По улицам меня везут без шапки,
И теплятся в часовне три свечи.
Не три свечи горели, а три встречи —
Одну из них сам Бог благословил,
Четвертой не бывать, а Рим далече —
И никогда он Рима не любил.
Ныряли сани в черные ухабы,
И возвращался с гульбища народ.
Худые мужики и злые бабы
Переминались у ворот.
Сырая даль от птичьих стай чернела,
И связанные руки затекли;
Царевича везут, немеет страшно тело —
И рыжую солому подожгли.
Ещё девиц не видно в баре,
Лакей невежлив и угрюм;
И в крепкой чудится сигаре
Американца едкий ум.
Сияет стойка красным лаком,
И дразнит сода-виски форт:
Кто незнаком с буфетным знаком
И в ярлыках не слишком твёрд?
Бананов груда золотая
На всякий случай подана,
И продавщица восковая
Невозмутима, как луна.
Сначала нам слегка взгрустнётся,
Мы спросим кофе с кюрассо.
В пол-оборота обернётся
Фортуны нашей колесо!
Потом, беседуя негромко,
Я на вращающийся стул
Влезаю в шляпе и, соломкой
Мешая лёд, внимаю гул…
Хозяйский глаз желтей червонца
Мечтателей не оскорбит…
Мы недовольны светом солнца,
Теченьем медленных орбит!
Айя-София — здесь остановиться
Судил Господь народам и царям!
Ведь купол твой, по слову очевидца,
Как на цепи, подвешен к небесам.
И всем векам — пример Юстиниана,
Когда похитить для чужих богов
Позволила эфесская Диана
Сто семь зеленых мраморных столбов.
Но что же думал твой строитель щедрый,
Когда, душой и помыслом высок,
Расположил апсиды и экседры,
Им указав на запад и восток?
Прекрасен храм, купающийся в мире,
И сорок окон — света торжество;
На парусах, под куполом, четыре
Архангела прекраснее всего.
И мудрое сферическое зданье
Народы и века переживет,
И серафимов гулкое рыданье
Не покоробит темных позолот.
Где римский судия судил чужой народ,
Стоит базилика, и — радостный и первый —
Как некогда Адам, распластывая нервы,
Играет мышцами крестовый легкий свод.
Но выдает себя снаружи тайный план,
Здесь позаботилась подпружных арок сила,
Чтоб масса грузная стены не сокрушила,
И свода дерзкого бездействует таран.
Стихийный лабиринт, непостижимый лес,
Души готической рассудочная пропасть,
Египетская мощь и христианства робость,
С тростинкой рядом — дуб, и всюду царь — отвес.
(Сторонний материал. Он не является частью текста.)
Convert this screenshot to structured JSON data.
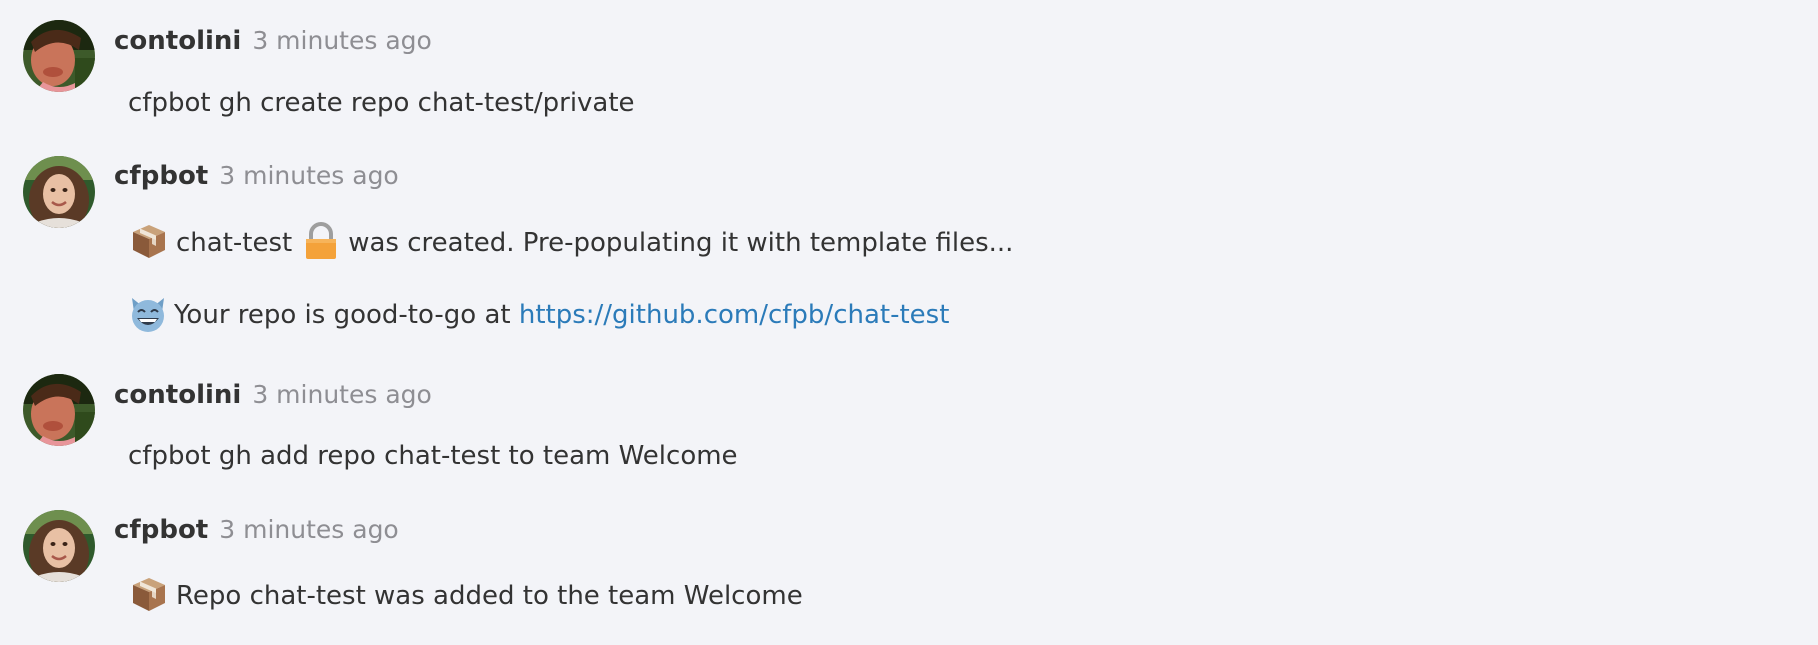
{
  "messages": [
    {
      "author": "contolini",
      "timestamp": "3 minutes ago",
      "avatar": "contolini-avatar",
      "lines": [
        {
          "text": "cfpbot gh create repo chat-test/private"
        }
      ]
    },
    {
      "author": "cfpbot",
      "timestamp": "3 minutes ago",
      "avatar": "cfpbot-avatar",
      "lines": [
        {
          "lead_icon": "package-icon",
          "part1": "chat-test",
          "mid_icon": "lock-icon",
          "part2": "was created. Pre-populating it with template files..."
        },
        {
          "lead_icon": "smiley-cat-icon",
          "text": "Your repo is good-to-go at",
          "link": "https://github.com/cfpb/chat-test"
        }
      ]
    },
    {
      "author": "contolini",
      "timestamp": "3 minutes ago",
      "avatar": "contolini-avatar",
      "lines": [
        {
          "text": "cfpbot gh add repo chat-test to team Welcome"
        }
      ]
    },
    {
      "author": "cfpbot",
      "timestamp": "3 minutes ago",
      "avatar": "cfpbot-avatar",
      "lines": [
        {
          "lead_icon": "package-icon",
          "text": "Repo chat-test was added to the team Welcome"
        }
      ]
    }
  ],
  "colors": {
    "background": "#f3f4f8",
    "text": "#333333",
    "timestamp": "#8e8e93",
    "link": "#2b7bb9"
  }
}
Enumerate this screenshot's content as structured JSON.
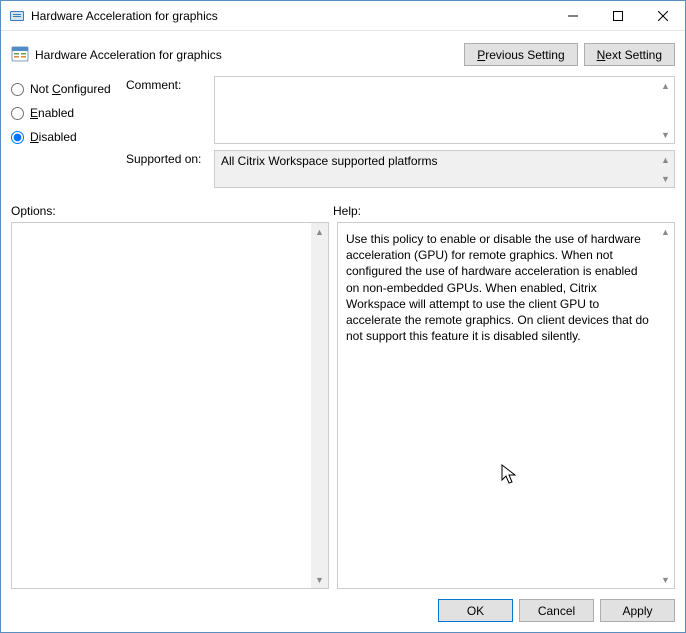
{
  "window": {
    "title": "Hardware Acceleration for graphics"
  },
  "header": {
    "policy_title": "Hardware Acceleration for graphics",
    "previous_label_pre": "P",
    "previous_label_rest": "revious Setting",
    "next_label_pre": "N",
    "next_label_rest": "ext Setting"
  },
  "radios": {
    "not_configured_pre": "Not ",
    "not_configured_accel": "C",
    "not_configured_rest": "onfigured",
    "enabled_accel": "E",
    "enabled_rest": "nabled",
    "disabled_accel": "D",
    "disabled_rest": "isabled",
    "selected": "disabled"
  },
  "fields": {
    "comment_label": "Comment:",
    "comment_value": "",
    "supported_label": "Supported on:",
    "supported_value": "All Citrix Workspace supported platforms"
  },
  "sections": {
    "options_label": "Options:",
    "help_label": "Help:"
  },
  "help_text": "Use this policy to enable or disable the use of hardware acceleration (GPU) for remote graphics. When not configured the use of hardware acceleration is enabled on non-embedded GPUs. When enabled, Citrix Workspace will attempt to use the client GPU to accelerate the remote graphics. On client devices that do not support this feature it is disabled silently.",
  "footer": {
    "ok": "OK",
    "cancel": "Cancel",
    "apply": "Apply"
  }
}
Но чем внимательней, твердыня Notre Dame,
Я изучал твои чудовищные ребра, —
Тем чаще думал я: из тяжести недоброй
И я когда-нибудь прекрасное создам…
О, спутник вечного романа,
Аббат Флобера и Золя —
От зноя рыжая сутана
И шляпы круглые поля;
Он все еще проходит мимо,
В тумане полдня, вдоль межи,
Влача остаток власти Рима
Среди колосьев спелой ржи.
Храня молчанье и приличье,
Он должен с нами пить и есть
И прятать в светское обличье
Сияющей тонзуры честь.
Он Цицерона, на перине,
Читает, отходя ко сну:
Так птицы на своей латыни
Молились Богу в старину.
Я поклонился, он ответил
Кивком учтивым головы,
И, говоря со мной, заметил:
«Католиком умрете вы!»
Потом вздохнул: «Как нынче жарко!»
И, разговором утомлен,
Направился к каштанам парка,
В тот замок, где обедал он.
Я наравне с другими
Хочу тебе служить,
От ревности сухими
Губами ворожить.
Не утоляет слово
Мне пересохших уст,
И без тебя мне снова
Дремучий воздух пуст.
Я больше не ревную,
Но я тебя хочу,
И сам себя несу я,
Как жертву палачу.
Тебя не назову я
Ни радость, ни любовь.
На дикую, чужую
Мне подменили кровь.
Еще одно мгновенье,
И я скажу тебе,
Не радость, а мученье
Я нахожу в тебе.
И, словно преступленье,
Меня к тебе влечет
Искусанный в смятеньи
Вишневый нежный рот.
Вернись ко мне скорее,
Мне страшно без тебя,
Я никогда сильнее
Не чувствовал тебя,
И все, чего хочу я,
Я вижу наяву.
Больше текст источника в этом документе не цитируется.